My eleven-year-old still believes in Santa. Yes, he really believes, he doesn’t just pretend to believe to keep Christmas magical for his little brother or because he is afraid of disappointing me.
On Christmas Eve, my eleven-year-old calculated Santa’s speed using the following formula, which he emailed me because he is under the mistaken assumption that I think math is fun and like to do it in my spare time.
Take 2 most recent cities on NORAD'S Santa tracker
Look up distance between them
Step 3 (Ignore if you want KPH):
Convert kilometers to miles using online calculator.
Divide by total time it says the trip will take (Minutes) to get Miles per minute
Multiply by 60 to convert to MPH
My results: 14286.564 MPH using two different tries.
He has no problem with the idea that eight reindeer can go 14,000+ miles an hour. He finds this completely feasible. What he wants to know is how the sleigh team goes to the bathroom. (I said they are like horses, and just poop on the roof whenever necessary.)
When I was three, I went to a home-based daycare, and the daycare provider had an older son. One day her son, who was around six or seven, sat down all the kids at the daycare and told us that there was no Santa, Easter Bunny, or Tooth Fairy. I wept.
I envied my friends who believed in Santa and magic. I wanted to believe as well, but I knew the truth when I heard it, and there was no going back. When I had kids, I wanted them to have the magic I missed out on, and like many things about my childhood, perhaps I have overcompensated.
I reinforce his belief every year with video messages from Santa I design and email, complete with photos of the kids. (OK, design is a stretch, because it is basically picking things from drop-down menus someone else designed.) I take the boys to see Santa downtown, whom I refer to as Santa and not “that nice man dressed up like Santa,” or “the actor pretending to be Santa.” I threaten to call Santa every time my children misbehave. I wrap presents and label them “from Santa.” I eat the cookies but leave crumbs on the plate and convincingly bite the carrot left for the reindeer. I reassure him that Santa will share his cookies with the elves and that we don’t need an additional treat for the height-challenged members of Santa’s team.
I’m starting to feel like I have let this Santa thing go on too long, but I don’t know how to back off my position. At some point, this faith might become embarrassing for him. But I don’t know how to go back. I keep hoping that he’ll start to doubt the party line, but so far, that doesn’t seem to be the case.

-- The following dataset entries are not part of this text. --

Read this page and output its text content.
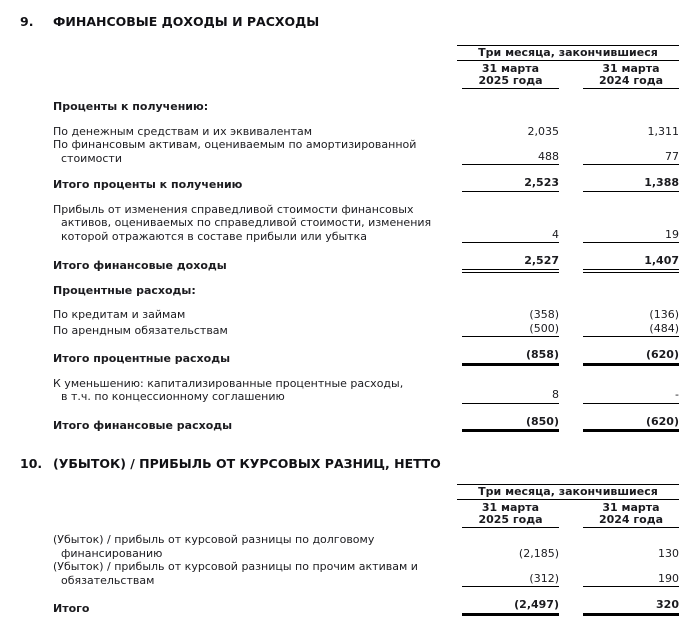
9.	ФИНАНСОВЫЕ ДОХОДЫ И РАСХОДЫ
Три месяца, закончившиеся
31 марта
2025 года
31 марта
2024 года
Проценты к получению:
По денежным средствам и их эквивалентам	2,035	1,311
По финансовым активам, оцениваемым по амортизированной
стоимости	488	77
Итого проценты к получению	2,523	1,388
Прибыль от изменения справедливой стоимости финансовых
активов, оцениваемых по справедливой стоимости, изменения
которой отражаются в составе прибыли или убытка	4	19
Итого финансовые доходы	2,527	1,407
Процентные расходы:
По кредитам и займам	(358)	(136)
По арендным обязательствам	(500)	(484)
Итого процентные расходы	(858)	(620)
К уменьшению: капитализированные процентные расходы,
в т.ч. по концессионному соглашению	8	-
Итого финансовые расходы	(850)	(620)
10. (УБЫТОК) / ПРИБЫЛЬ ОТ КУРСОВЫХ РАЗНИЦ, НЕТТО
Три месяца, закончившиеся
31 марта
2025 года
31 марта
2024 года
(Убыток) / прибыль от курсовой разницы по долговому
финансированию	(2,185)	130
(Убыток) / прибыль от курсовой разницы по прочим активам и
обязательствам	(312)	190
Итого	(2,497)	320
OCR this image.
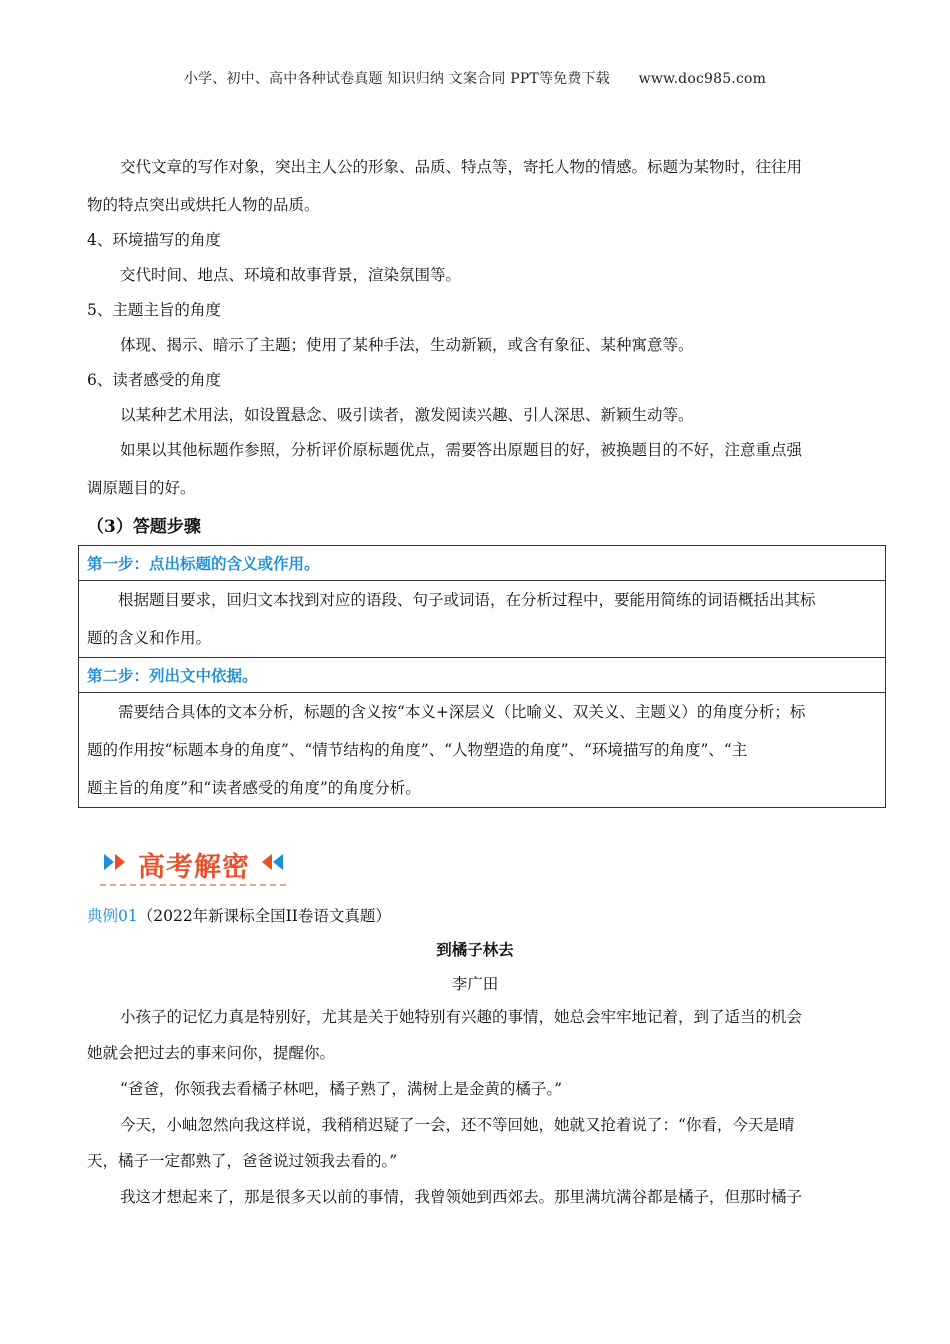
小学、初中、高中各种试卷真题 知识归纳 文案合同 PPT等免费下载 www.doc985.com
交代文章的写作对象，突出主人公的形象、品质、特点等，寄托人物的情感。标题为某物时，往往用
物的特点突出或烘托人物的品质。
4、环境描写的角度
交代时间、地点、环境和故事背景，渲染氛围等。
5、主题主旨的角度
体现、揭示、暗示了主题；使用了某种手法，生动新颖，或含有象征、某种寓意等。
6、读者感受的角度
以某种艺术用法，如设置悬念、吸引读者，激发阅读兴趣、引人深思、新颖生动等。
如果以其他标题作参照，分析评价原标题优点，需要答出原题目的好，被换题目的不好，注意重点强
调原题目的好。
（3）答题步骤
第一步：点出标题的含义或作用。

根据题目要求，回归文本找到对应的语段、句子或词语，在分析过程中，要能用简练的词语概括出其标

题的含义和作用。

第二步：列出文中依据。

需要结合具体的文本分析，标题的含义按“本义+深层义（比喻义、双关义、主题义）的角度分析；标

题的作用按“标题本身的角度”、“情节结构的角度”、“人物塑造的角度”、“环境描写的角度”、“主

题主旨的角度”和“读者感受的角度”的角度分析。

高考解密
典例01（2022年新课标全国II卷语文真题）
到橘子林去
李广田
小孩子的记忆力真是特别好，尤其是关于她特别有兴趣的事情，她总会牢牢地记着，到了适当的机会
她就会把过去的事来问你，提醒你。
“爸爸，你领我去看橘子林吧，橘子熟了，满树上是金黄的橘子。”
今天，小岫忽然向我这样说，我稍稍迟疑了一会，还不等回她，她就又抢着说了：“你看，今天是晴
天，橘子一定都熟了，爸爸说过领我去看的。”
我这才想起来了，那是很多天以前的事情，我曾领她到西郊去。那里满坑满谷都是橘子，但那时橘子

I’ve heard stories about people who felt betrayed when they learned their parents lied to them for years about the existence of Santa, and I fear that my reputation as the family truth-teller is endangered. I have always strived to be someone whom always told my kids the facts when I had them, or the most popular theories on things I could not verify. I have tried to provide a household conducive of deep thought and grounded in truth-seeking. Except when it comes to Christmas.
At least I have another year before I have to figure it out, and maybe, by seventh grade, he will figure it out on his own. Maybe I’ll discover that he was a better actor than I thought. Or maybe he’ll google my blog and I’ll accidentally out myself. I hope he will understand that I just wanted him to have the magic of Christmas.